Esta bella canción presenta a Cristo como el Maestro soberano, capaz de dominar los vientos y devolver la calma en medio de la tormenta. Su mensaje central compara la vida con una barca amenazada por pruebas, angustias y dificultades que superan las fuerzas humanas. Ante esa fragilidad, la letra invita a clamar con confianza, reconociendo que Jesús puede ayudar, sostener y guiar. El canto también exalta su poder y autoridad, afirmando que ninguna lucha puede agotarlo ni opacar su grandeza. Más que una petición de auxilio, es una expresión de fe y dependencia, acompañada del deseo de caminar siempre de su mano.

Letra

Cuando Cristo Jesús en la barca
Procuraba el sueño conciliar
De repente la mar se enfurece;
Sus discípulos claman a Él;
El Maestro reprende los vientos
Y al momento la calma volvió,
¿Quién es este que el mar le obedece?
A su voz hasta el viento cesó;
Él es Dios manifestado en carne
Soberano Creador y Señor

¡Maestro, Maestro
La barca puede naufragar!
¡Maestro, Maestro
Despierta y sálvanos ya!

Nuestra vida cual barca navega
Y las pruebas son cual tempestad
Sé muy bien que mis fuerzas no bastan
Y que solo no puedo llegar;
Pero a Cristo yo clamo seguro
De que en todo me puede ayudar
No hay luchas ni pruebas que puedan
Su poder opacar ni agotar
A su voz se deshace el problema
Toda angustia y dificultad

¡Maestro, Maestro
Mi barca puede naufragar!
¡Maestro, Maestro
De tu mano yo quiero andar!

Reflexión

Hay momentos en los que tu vida puede parecerse a una barca en medio de una tempestad. Todo se mueve, las fuerzas disminuyen y el temor comienza a ocupar el lugar de la confianza. Tal vez has pensado: “No voy a poder llegar”, o has sentido que el problema es más grande que tus recursos. La letra reconoce con sinceridad esa realidad: tus fuerzas no bastan y no puedes avanzar solo.

Sin embargo, también te recuerda que no estás llamado a enfrentar la tormenta en soledad. Los discípulos clamaron al Maestro, y tú también puedes hacerlo. Su clamor no fue una señal de perfección, sino una expresión de necesidad y confianza. Cuando dices: “Maestro, despierta y sálvanos”, estás reconociendo que necesitas ayuda y que esperas de Cristo aquello que no puedes producir por ti mismo.

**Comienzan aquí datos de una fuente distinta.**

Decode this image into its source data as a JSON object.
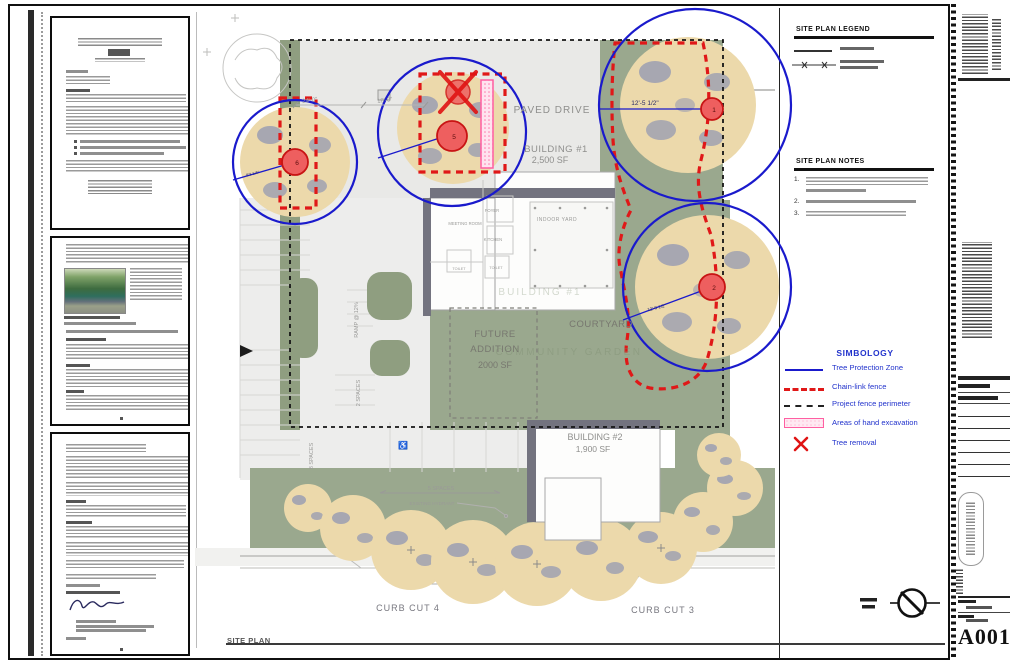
{
  "sheet": {
    "number": "A001",
    "drawing_title": "SITE PLAN"
  },
  "plan": {
    "labels": {
      "paved_drive": "PAVED DRIVE",
      "building1_name": "BUILDING #1",
      "building1_area": "2,500 SF",
      "building1_ghost": "BUILDING #1",
      "building2_name": "BUILDING #2",
      "building2_area": "1,900 SF",
      "future_l1": "FUTURE",
      "future_l2": "ADDITION",
      "future_l3": "2000 SF",
      "courtyard": "COURTYARD",
      "community_garden": "COMMUNITY GARDEN",
      "meeting_room": "MEETING ROOM",
      "foyer": "FOYER",
      "kitchen": "KITCHEN",
      "toilet_a": "TOILET",
      "toilet_b": "TOILET",
      "indoor_yard": "INDOOR YARD",
      "ramp": "RAMP @ 12%",
      "spaces_2": "2 SPACES",
      "spaces_8": "8 SPACES",
      "spaces_5": "5 SPACES",
      "existing_hydrant": "EXISTING HYDRANT",
      "curb_cut_4": "CURB CUT 4",
      "curb_cut_3": "CURB CUT 3"
    },
    "dimensions": {
      "drive_width": "24'-0\"",
      "drive_width2": "18'-0\"",
      "tree1_tpz_radius": "12'-5 1/2\"",
      "tree2_tpz_radius": "12'-8 1/2\"",
      "tree6_tpz_radius": "8'3 1/4\""
    },
    "tree_tags": {
      "tree1": "1",
      "tree2": "2",
      "tree5": "5",
      "tree6": "6"
    }
  },
  "legend_panel": {
    "legend_title": "SITE PLAN LEGEND",
    "notes_title": "SITE PLAN NOTES",
    "note_numbers": [
      "1.",
      "2.",
      "3."
    ]
  },
  "simbology": {
    "title": "SIMBOLOGY",
    "items": [
      {
        "id": "tree-protection-zone",
        "label": "Tree Protection Zone"
      },
      {
        "id": "chain-link-fence",
        "label": "Chain-link fence"
      },
      {
        "id": "project-fence-perimeter",
        "label": "Project fence perimeter"
      },
      {
        "id": "hand-excavation",
        "label": "Areas of hand excavation"
      },
      {
        "id": "tree-removal",
        "label": "Tree removal"
      }
    ]
  },
  "colors": {
    "tpz_blue": "#1a1acc",
    "fence_red": "#e01818",
    "excavation_pink": "#ff7bac",
    "landscape_green": "#9aa88e",
    "canopy_tan": "#ecd9ab"
  }
}
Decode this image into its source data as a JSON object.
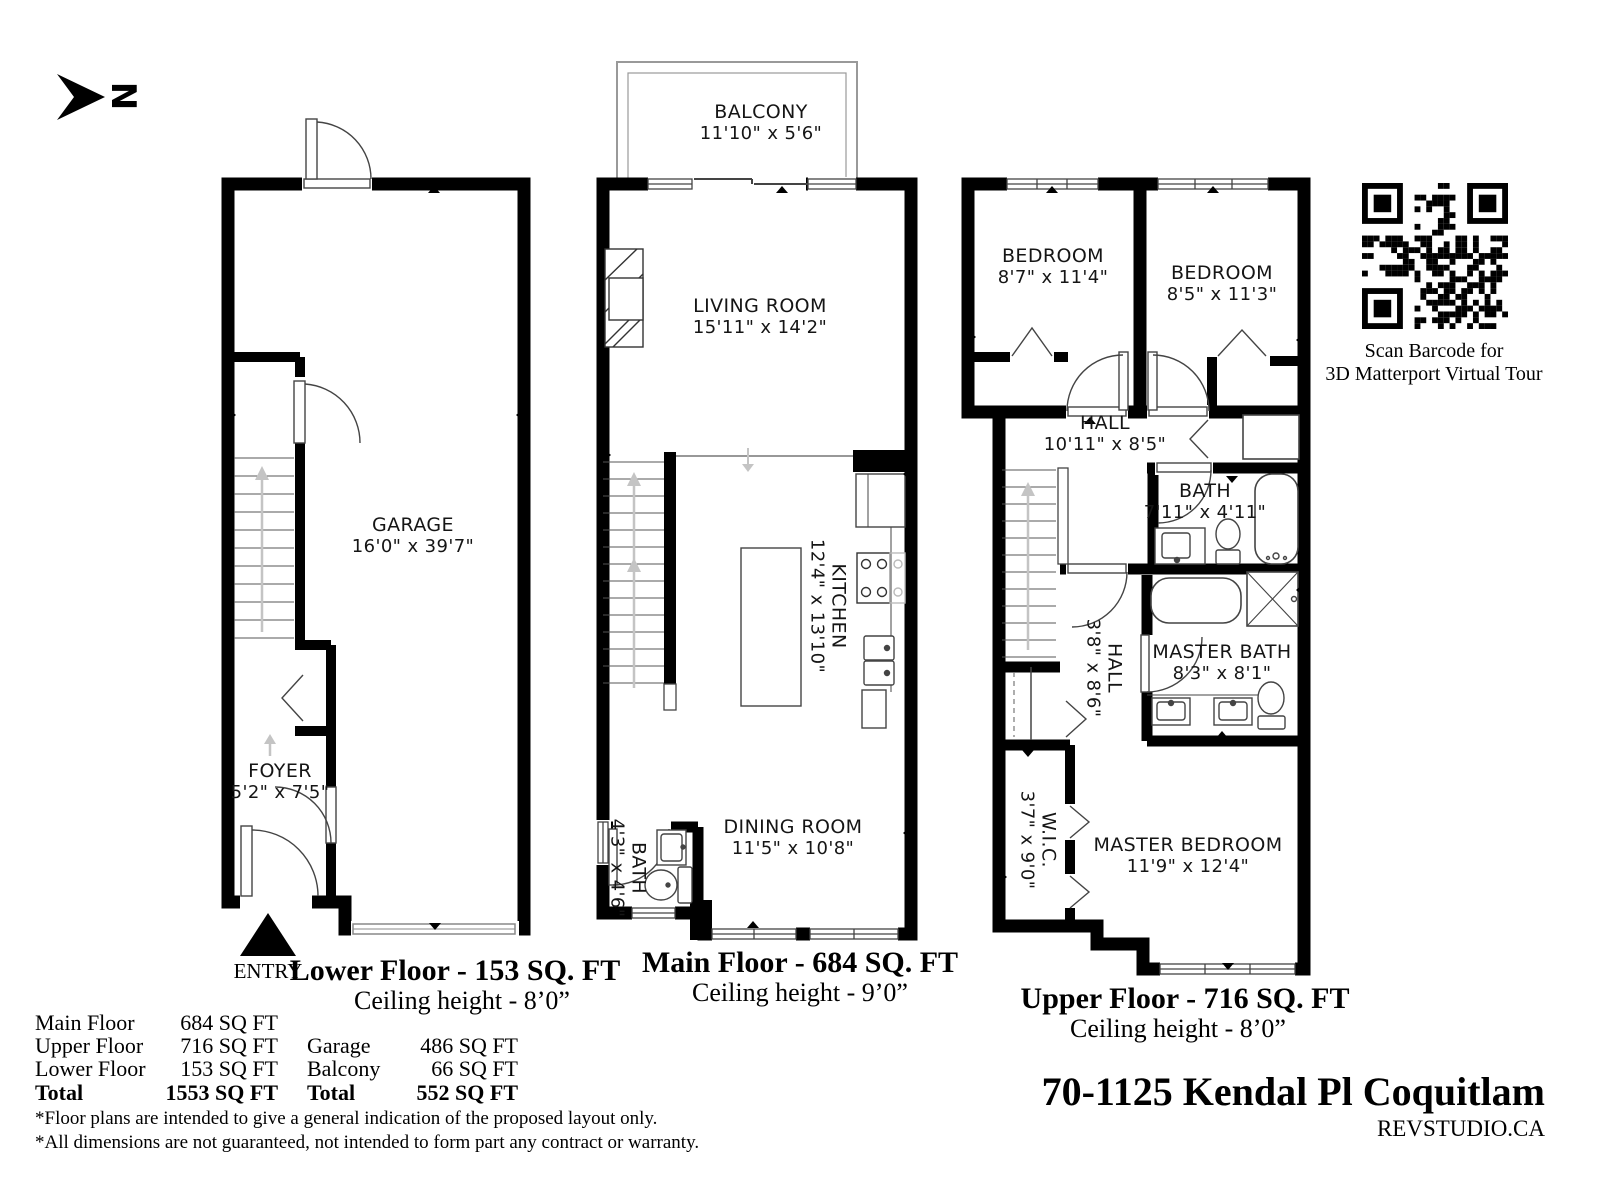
{
  "north": {
    "label": "N"
  },
  "colors": {
    "wall": "#000000",
    "fixture_line": "#444444",
    "stair_arrow": "#c4c4c4",
    "balcony_line": "#999999"
  },
  "plans": {
    "lower": {
      "title": "Lower Floor - 153 SQ. FT",
      "ceiling": "Ceiling height - 8’0”",
      "entry_label": "ENTRY",
      "rooms": {
        "garage": {
          "name": "GARAGE",
          "dims": "16'0\" x 39'7\""
        },
        "foyer": {
          "name": "FOYER",
          "dims": "5'2\" x 7'5\""
        }
      }
    },
    "main": {
      "title": "Main Floor - 684 SQ. FT",
      "ceiling": "Ceiling height - 9’0”",
      "rooms": {
        "balcony": {
          "name": "BALCONY",
          "dims": "11'10\" x 5'6\""
        },
        "living": {
          "name": "LIVING ROOM",
          "dims": "15'11\" x 14'2\""
        },
        "kitchen": {
          "name": "KITCHEN",
          "dims": "12'4\" x 13'10\""
        },
        "dining": {
          "name": "DINING ROOM",
          "dims": "11'5\" x 10'8\""
        },
        "bath": {
          "name": "BATH",
          "dims": "4'3\" x 4'6\""
        }
      }
    },
    "upper": {
      "title": "Upper Floor - 716 SQ. FT",
      "ceiling": "Ceiling height - 8’0”",
      "rooms": {
        "bedroom1": {
          "name": "BEDROOM",
          "dims": "8'7\" x 11'4\""
        },
        "bedroom2": {
          "name": "BEDROOM",
          "dims": "8'5\" x 11'3\""
        },
        "hall": {
          "name": "HALL",
          "dims": "10'11\" x 8'5\""
        },
        "bath": {
          "name": "BATH",
          "dims": "7'11\" x 4'11\""
        },
        "hall2": {
          "name": "HALL",
          "dims": "3'8\" x 8'6\""
        },
        "master_bath": {
          "name": "MASTER BATH",
          "dims": "8'3\" x 8'1\""
        },
        "wic": {
          "name": "W.I.C.",
          "dims": "3'7\" x 9'0\""
        },
        "master_bedroom": {
          "name": "MASTER BEDROOM",
          "dims": "11'9\" x 12'4\""
        }
      }
    }
  },
  "qr": {
    "caption_line1": "Scan Barcode for",
    "caption_line2": "3D Matterport Virtual Tour"
  },
  "area_summary": {
    "left_rows": [
      {
        "label": "Main Floor",
        "value": "684 SQ FT"
      },
      {
        "label": "Upper Floor",
        "value": "716 SQ FT"
      },
      {
        "label": "Lower Floor",
        "value": "153 SQ FT"
      },
      {
        "label": "Total",
        "value": "1553 SQ FT"
      }
    ],
    "right_rows": [
      {
        "label": "Garage",
        "value": "486 SQ FT"
      },
      {
        "label": "Balcony",
        "value": "66 SQ FT"
      },
      {
        "label": "Total",
        "value": "552 SQ FT"
      }
    ]
  },
  "disclaimers": [
    "*Floor plans are intended to give a general indication of the proposed layout only.",
    "*All dimensions are not guaranteed, not intended to form part any contract or warranty."
  ],
  "footer": {
    "address": "70-1125 Kendal Pl Coquitlam",
    "brand": "REVSTUDIO.CA"
  }
}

La imagen de Jesús reprendiendo los vientos y haciendo volver la calma presenta su autoridad sobre aquello que parece incontrolable. Para la fe que expresa este canto, Él no es solamente alguien que acompaña desde lejos: es Dios manifestado en carne, Soberano, Creador y Señor. Por eso, ninguna lucha puede opacar ni agotar su poder.

Quizá hoy tu barca esté siendo sacudida por la angustia, la incertidumbre o alguna dificultad persistente. No tienes que negar lo que sientes ni fingir que todo está bien. Puedes llevarle a Cristo tu temor tal como está, con palabras sencillas y un corazón necesitado. Clamar a Él es elegir no depender únicamente de tus propias fuerzas.

La canción no solo pide que Jesús calme la tempestad; también expresa un deseo profundo: “De tu mano yo quiero andar”. Esa puede ser tu oración hoy. Que, aun cuando no veas inmediatamente la calma, puedas afirmarte en la confianza de que Cristo puede ayudarte y sostenerte. Entrégale tu barca, tus límites y tus luchas, e invítalo a guiar tu camino.